On Thursday, Lake Superior State University in Sault Ste. Marie, Michigan, released its annual “Banished Words List,” which includes 10 words that it wants banned in 2021 for “overuse, misuse, or uselessness,” the university said in its announcement. 

However, many of the words might prove difficult to banish.

More than 1,450 words and phrases were nominated from around the world. Of those, more than 250 were related to the coronavirus. 

 

So when the university decided to create its banished words list, it put COVID-19 itself at the top of the list, with similar terms including COVID, coronavirus and Rona.

In fact, most of the phrases on the final list are related to the pandemic, including “social distancing,” “we’re all in this together,” “in an abundance of caution,” “in these uncertain times,” “pivot” and “unprecedented” —  which had already been banished by LSSU in 2002.

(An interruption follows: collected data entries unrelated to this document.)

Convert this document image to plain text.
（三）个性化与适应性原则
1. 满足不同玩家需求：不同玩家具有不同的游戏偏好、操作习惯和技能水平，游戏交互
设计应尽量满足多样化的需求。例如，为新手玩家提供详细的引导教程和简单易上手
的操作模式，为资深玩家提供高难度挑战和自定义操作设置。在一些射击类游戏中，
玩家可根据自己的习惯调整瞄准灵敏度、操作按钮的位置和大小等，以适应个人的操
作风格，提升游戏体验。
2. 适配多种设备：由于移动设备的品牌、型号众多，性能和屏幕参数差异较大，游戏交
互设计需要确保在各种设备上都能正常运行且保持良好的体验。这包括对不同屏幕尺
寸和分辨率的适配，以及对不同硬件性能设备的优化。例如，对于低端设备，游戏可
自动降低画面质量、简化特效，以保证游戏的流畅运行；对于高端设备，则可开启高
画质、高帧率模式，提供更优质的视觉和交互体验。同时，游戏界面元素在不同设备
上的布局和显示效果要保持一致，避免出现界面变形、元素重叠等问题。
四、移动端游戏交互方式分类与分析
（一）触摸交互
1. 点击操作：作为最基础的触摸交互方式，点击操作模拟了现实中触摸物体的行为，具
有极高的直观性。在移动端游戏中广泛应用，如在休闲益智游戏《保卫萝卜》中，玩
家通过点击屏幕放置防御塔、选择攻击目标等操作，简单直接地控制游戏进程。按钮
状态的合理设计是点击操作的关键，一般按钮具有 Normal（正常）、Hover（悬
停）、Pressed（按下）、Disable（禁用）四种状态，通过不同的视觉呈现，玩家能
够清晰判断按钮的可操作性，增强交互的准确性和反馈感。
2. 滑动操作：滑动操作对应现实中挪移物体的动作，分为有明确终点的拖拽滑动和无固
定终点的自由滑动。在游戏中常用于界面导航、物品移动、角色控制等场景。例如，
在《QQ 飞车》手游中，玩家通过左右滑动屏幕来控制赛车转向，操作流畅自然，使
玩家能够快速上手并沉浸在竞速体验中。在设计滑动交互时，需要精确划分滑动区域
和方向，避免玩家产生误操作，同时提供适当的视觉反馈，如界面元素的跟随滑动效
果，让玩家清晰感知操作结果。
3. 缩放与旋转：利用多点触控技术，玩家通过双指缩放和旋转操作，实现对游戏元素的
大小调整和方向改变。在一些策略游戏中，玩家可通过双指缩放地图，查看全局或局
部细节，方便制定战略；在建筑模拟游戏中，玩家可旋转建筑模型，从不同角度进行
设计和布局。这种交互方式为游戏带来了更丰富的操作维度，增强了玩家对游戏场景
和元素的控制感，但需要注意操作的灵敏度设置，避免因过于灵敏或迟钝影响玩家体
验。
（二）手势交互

The university also wanted to banish the term “Karen,” which “began as an anti-racist critique of the behavior of white women in response to Black and Brown people,” but has now been turned into “a misogynist umbrella term for critiquing the perceived overemotional behavior of women,” the announcement said. 

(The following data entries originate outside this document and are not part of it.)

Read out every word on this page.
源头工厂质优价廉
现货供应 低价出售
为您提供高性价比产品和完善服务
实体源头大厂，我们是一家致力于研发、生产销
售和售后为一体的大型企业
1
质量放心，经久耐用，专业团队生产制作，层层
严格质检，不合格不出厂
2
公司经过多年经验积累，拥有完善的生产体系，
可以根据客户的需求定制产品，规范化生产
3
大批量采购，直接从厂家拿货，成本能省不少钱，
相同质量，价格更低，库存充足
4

 LSSU also banished “sus,” which is short for “suspicious” and commonly used in the video game “Among Us” and the phrase “I know, right?” because it’s “reiterating something already seconded.”

“It should surprise no one that this year’s list was dominated by words and terms related to COVID-19,” Banished Words List committee members said in a joint statement. “LSSU’s Banished Words List has reflected signs of the times since debuting in the mid-1970s, and the zeitgeist this year is: We’re all in this together by banishing expressions like ‘We’re all in this together.’” 

“To be sure, COVID-19 is unprecedented in wreaking havoc and destroying lives,” the members said. “But so is the overreliance on ‘unprecedented’ to frame things, so it has to go, too.”

LSSU has been releasing an annual “Banished Words List” since 1976 as a way to “uphold, protect, and support excellence in language by encouraging avoidance of words and terms that are overworked, redundant, oxymoronic, clichéd, illogical, nonsensical—and otherwise ineffective, baffling, or irritating,” the announcement said.